Еще раз умоляю вас, не тратьте на меня столько денег. Знаю, что вы меня любите, да сами-то вы не богаты... Сегодня я тоже весело встала. Мне было так хорошо; Федора давно уже работала, да и мне работу достала. Я так обрадовалась; сходила только шелку купить, да и принялась за работу. Целое утро мне было так легко на душе, я так была весела! А теперь опять всё черные мысли, грустно; всё сердце изныло.

Ах, что-то будет со мною, какова-то будет моя судьба! Тяжело то, что я в такой неизвестности, что я не имею будущности, что я и предугадывать не могу о том, что со мной станется. Назад и посмотреть страшно. Там всё такое горе, что сердце пополам рвется при одном воспоминании. Век буду я плакаться на злых людей, меня погубивших!

Смеркается. Пора за работу. Я вам о многом хотела бы написать, да некогда, к сроку работа. Нужно спешить. Конечно, письма хорошее дело; всё не так скучно. А зачем вы сами к нам никогда не зайдете? Отчего это, Макар Алексеевич? Ведь теперь вам близко, да и время иногда у вас выгадывается свободное. Зайдите, пожалуйста! Я видела вашу Терезу. Она, кажется, такая больная; жалко было ее; я ей дала двадцать копеек. Да! чуть было не забыла: непременно напишите всё, как можно подробнее, о вашем житье-бытье. Что за люди такие кругом вас, и ладно ли вы с ними живете?
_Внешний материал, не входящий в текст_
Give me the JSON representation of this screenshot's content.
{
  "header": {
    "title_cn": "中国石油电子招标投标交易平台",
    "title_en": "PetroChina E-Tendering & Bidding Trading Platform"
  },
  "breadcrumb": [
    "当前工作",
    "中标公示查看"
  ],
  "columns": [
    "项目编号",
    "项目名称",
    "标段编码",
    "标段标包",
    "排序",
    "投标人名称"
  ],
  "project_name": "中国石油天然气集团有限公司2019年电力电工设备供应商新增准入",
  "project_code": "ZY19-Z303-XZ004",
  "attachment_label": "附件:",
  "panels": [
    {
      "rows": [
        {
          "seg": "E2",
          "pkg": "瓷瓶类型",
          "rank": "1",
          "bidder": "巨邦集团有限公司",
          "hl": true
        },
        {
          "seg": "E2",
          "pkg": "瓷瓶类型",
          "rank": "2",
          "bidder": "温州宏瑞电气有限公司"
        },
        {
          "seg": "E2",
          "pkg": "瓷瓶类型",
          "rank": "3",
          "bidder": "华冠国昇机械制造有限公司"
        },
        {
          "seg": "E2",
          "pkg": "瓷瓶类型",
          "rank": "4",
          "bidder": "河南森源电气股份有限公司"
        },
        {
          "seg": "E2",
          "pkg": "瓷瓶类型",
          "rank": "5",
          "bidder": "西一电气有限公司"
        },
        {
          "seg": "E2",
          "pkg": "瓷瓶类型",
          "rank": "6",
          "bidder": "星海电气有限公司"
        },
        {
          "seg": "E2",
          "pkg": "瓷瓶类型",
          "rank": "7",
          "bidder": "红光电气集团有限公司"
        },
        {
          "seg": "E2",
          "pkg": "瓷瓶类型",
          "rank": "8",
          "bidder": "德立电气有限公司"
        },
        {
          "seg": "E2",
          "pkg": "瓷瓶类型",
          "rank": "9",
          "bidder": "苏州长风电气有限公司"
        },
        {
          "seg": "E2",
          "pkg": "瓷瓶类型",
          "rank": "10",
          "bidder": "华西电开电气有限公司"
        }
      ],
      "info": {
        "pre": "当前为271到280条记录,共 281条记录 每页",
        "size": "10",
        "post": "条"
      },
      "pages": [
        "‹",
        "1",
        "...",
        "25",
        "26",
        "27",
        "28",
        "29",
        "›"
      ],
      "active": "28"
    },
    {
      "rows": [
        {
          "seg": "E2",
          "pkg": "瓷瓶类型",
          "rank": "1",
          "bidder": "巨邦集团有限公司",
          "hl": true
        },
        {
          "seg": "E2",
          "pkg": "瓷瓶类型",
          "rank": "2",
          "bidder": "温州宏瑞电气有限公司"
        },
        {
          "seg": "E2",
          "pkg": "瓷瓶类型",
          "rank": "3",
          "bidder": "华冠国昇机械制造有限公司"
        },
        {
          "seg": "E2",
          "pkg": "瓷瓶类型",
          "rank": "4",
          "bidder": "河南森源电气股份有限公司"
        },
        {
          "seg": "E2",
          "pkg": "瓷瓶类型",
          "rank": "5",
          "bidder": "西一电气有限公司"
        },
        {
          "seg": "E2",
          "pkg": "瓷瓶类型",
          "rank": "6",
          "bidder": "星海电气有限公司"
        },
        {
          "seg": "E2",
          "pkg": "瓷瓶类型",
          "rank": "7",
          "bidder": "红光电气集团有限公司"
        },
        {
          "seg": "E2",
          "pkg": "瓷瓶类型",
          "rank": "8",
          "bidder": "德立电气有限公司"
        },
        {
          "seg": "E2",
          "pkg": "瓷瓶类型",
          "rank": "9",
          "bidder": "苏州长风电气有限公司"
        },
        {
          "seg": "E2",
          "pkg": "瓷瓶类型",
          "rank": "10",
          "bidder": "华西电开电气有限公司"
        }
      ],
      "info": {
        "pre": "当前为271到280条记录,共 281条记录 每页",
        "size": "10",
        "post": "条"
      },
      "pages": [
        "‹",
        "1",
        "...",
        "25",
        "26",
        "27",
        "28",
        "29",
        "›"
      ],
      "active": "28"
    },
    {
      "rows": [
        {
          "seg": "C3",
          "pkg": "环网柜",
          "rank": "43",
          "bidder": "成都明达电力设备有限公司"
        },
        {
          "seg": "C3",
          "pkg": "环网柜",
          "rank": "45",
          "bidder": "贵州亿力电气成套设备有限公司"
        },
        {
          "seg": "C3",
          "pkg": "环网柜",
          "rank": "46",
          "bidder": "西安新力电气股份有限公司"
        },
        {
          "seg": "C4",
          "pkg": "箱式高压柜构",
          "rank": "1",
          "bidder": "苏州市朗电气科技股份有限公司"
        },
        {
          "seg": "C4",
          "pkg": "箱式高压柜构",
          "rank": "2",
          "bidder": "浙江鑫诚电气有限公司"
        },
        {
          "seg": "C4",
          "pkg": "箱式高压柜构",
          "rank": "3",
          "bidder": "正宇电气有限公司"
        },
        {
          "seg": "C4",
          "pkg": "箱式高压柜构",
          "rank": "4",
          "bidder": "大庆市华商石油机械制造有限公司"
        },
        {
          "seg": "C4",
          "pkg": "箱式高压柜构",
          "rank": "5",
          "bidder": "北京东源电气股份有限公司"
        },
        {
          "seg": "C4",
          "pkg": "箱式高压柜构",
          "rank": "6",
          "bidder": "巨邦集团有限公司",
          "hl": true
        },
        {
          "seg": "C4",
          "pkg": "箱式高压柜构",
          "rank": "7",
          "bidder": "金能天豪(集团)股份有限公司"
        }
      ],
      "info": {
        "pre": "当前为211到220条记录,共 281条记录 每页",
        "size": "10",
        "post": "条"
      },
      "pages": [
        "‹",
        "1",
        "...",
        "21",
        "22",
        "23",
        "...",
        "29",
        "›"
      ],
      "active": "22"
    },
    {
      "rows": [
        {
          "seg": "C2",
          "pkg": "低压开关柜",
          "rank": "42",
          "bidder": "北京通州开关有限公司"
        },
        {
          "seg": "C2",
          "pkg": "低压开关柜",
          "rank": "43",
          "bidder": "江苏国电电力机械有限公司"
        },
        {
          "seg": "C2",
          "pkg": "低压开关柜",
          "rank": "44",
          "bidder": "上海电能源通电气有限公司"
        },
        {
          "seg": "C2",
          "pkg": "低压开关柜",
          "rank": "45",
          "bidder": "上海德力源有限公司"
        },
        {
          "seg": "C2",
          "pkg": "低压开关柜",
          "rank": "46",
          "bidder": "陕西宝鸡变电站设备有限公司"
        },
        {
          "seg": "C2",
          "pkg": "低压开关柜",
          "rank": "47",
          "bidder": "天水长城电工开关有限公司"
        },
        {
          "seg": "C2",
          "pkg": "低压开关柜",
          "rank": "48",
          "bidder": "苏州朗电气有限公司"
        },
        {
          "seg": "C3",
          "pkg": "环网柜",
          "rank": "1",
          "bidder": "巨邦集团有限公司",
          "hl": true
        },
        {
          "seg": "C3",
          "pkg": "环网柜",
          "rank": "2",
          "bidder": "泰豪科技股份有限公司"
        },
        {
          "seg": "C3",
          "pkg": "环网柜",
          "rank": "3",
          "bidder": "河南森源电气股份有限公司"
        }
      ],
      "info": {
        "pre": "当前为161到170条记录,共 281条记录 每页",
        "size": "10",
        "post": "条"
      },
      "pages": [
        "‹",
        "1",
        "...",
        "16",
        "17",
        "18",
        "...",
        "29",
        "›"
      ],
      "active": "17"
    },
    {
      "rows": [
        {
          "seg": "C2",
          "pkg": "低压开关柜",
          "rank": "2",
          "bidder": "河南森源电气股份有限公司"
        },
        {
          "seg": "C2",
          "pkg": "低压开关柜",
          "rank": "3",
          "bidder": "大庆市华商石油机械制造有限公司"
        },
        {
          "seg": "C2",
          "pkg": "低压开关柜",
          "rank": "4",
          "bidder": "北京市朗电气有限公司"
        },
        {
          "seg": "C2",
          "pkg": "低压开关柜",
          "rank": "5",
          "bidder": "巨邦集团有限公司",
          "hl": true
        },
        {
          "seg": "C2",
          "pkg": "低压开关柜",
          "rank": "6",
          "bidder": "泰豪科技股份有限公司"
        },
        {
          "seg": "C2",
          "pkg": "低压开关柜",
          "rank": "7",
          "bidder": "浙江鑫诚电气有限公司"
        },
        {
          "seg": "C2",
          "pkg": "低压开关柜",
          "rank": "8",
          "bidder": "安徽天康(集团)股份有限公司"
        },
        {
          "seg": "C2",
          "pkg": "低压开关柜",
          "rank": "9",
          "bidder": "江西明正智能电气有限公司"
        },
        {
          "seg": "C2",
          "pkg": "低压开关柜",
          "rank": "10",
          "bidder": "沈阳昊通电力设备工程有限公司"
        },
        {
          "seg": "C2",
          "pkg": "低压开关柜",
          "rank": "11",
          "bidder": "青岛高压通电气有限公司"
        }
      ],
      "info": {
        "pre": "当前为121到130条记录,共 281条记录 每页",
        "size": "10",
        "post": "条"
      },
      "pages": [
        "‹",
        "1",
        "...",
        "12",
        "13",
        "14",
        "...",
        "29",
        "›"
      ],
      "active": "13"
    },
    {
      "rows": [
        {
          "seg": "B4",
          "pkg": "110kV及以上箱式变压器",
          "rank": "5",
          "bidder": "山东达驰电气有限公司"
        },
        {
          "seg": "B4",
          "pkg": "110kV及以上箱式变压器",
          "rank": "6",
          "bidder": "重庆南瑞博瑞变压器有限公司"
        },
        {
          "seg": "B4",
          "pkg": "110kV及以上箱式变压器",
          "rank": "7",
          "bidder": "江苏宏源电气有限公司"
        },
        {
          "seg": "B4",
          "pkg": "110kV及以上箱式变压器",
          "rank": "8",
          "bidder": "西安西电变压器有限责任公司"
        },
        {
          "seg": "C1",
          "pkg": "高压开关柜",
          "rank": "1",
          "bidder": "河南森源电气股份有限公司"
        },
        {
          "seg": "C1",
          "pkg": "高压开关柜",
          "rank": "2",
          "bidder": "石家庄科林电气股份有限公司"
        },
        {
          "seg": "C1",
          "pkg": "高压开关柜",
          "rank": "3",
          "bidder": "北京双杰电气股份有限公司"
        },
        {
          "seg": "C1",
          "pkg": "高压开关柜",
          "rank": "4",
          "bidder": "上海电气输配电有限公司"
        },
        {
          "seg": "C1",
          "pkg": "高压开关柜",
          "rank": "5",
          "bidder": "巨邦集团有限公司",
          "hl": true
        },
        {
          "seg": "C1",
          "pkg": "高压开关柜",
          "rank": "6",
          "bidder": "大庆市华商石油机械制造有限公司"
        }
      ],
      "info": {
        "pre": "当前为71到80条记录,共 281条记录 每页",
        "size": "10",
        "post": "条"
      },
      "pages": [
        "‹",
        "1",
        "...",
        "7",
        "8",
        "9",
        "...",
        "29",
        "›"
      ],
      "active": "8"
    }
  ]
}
Мне очень хочется всё это знать. Смотрите же, непременно напишите! Сегодня уж я нарочно угол загну. Ложитесь пораньше; вчера я до полночи у вас огонь видела. Ну, прощайте. Сегодня и тоска, и скучно, и грустно! Знать, уж день такой! Прощайте.

Ваша Варвара Доброселова.


Да, маточка, да, родная моя, знать, уж денек такой на мою долю горемычную выдался! Да; подшутили вы надо мной, стариком. Варвара Алексеевна! Впрочем, сам виноват, кругом виноват! Не пускаться бы на старости лет с клочком волос в амуры да в экивоки... И еще скажу, маточка: чуден иногда человек, очень чуден. И, святые вы мои! о чем заговорит, занесет подчас! А что выходит-то, что следует-то из этого? Да ровно ничего не следует, а выходит такая дрянь, что убереги меня, господи! Я, маточка, я не сержусь, а так досадно только очень вспоминать обо всем, досадно, что я вам написал так фигурно и глупо. И в должность-то я пошел сегодня таким гоголем-щеголем; сияние такое было на сердце. На душе ни с того ни с сего такой праздник был; весело было! За бумаги принялся рачительно - да что вышло-то потом из этого! Уж потом только как осмотрелся, так всё стало по-прежнему - и серенько и темненько. Всё те же чернильные пятна, всё те же столы и бумаги, да и я всё такой же; так, каким был, совершенно таким же и остался, - так чего же тут было на Пегасе-то ездить? Да из чего это вышло-то всё? Что солнышко проглянуло да небо полазоревело! от этого, что ли? Да и что за ароматы такие, когда на нашем дворе под окнами и чему-чему не случается быть! Знать, это мне всё сдуру так показалось. А ведь случается же иногда заблудиться так человеку в собственных чувствах своих да занести околесную. Это ни от чего иного происходит, как от излишней, глупой горячности сердца. Домой-то я не пришел, а приплелся; ни с того ни с сего голова у меня разболелась; уж это, знать, всё одно к одному. (В спину, что ли, надуло мне.) Я весне-то обрадовался, дурак дураком, да в холодной шинели пошел. И в чувствах-то вы моих ошиблись, родная моя! Излияние-то их совершенно в другую сторону приняли. Отеческая приязнь одушевляла меня, единственно чистая отеческая приязнь, Варвара Алексеевна; ибо я занимаю у вас место отца родного, по горькому сиротству вашему; говорю это от души, от чистого сердца, по-родственному. Уж как бы там ни было, а я вам хоть дальний родной, хоть, по пословице, и седьмая вода на киселе, а все-таки родственник, и теперь ближайший родственник и покровитель; ибо там, где вы ближе всего имели право искать покровительства и защиты, нашли вы предательство и обиду.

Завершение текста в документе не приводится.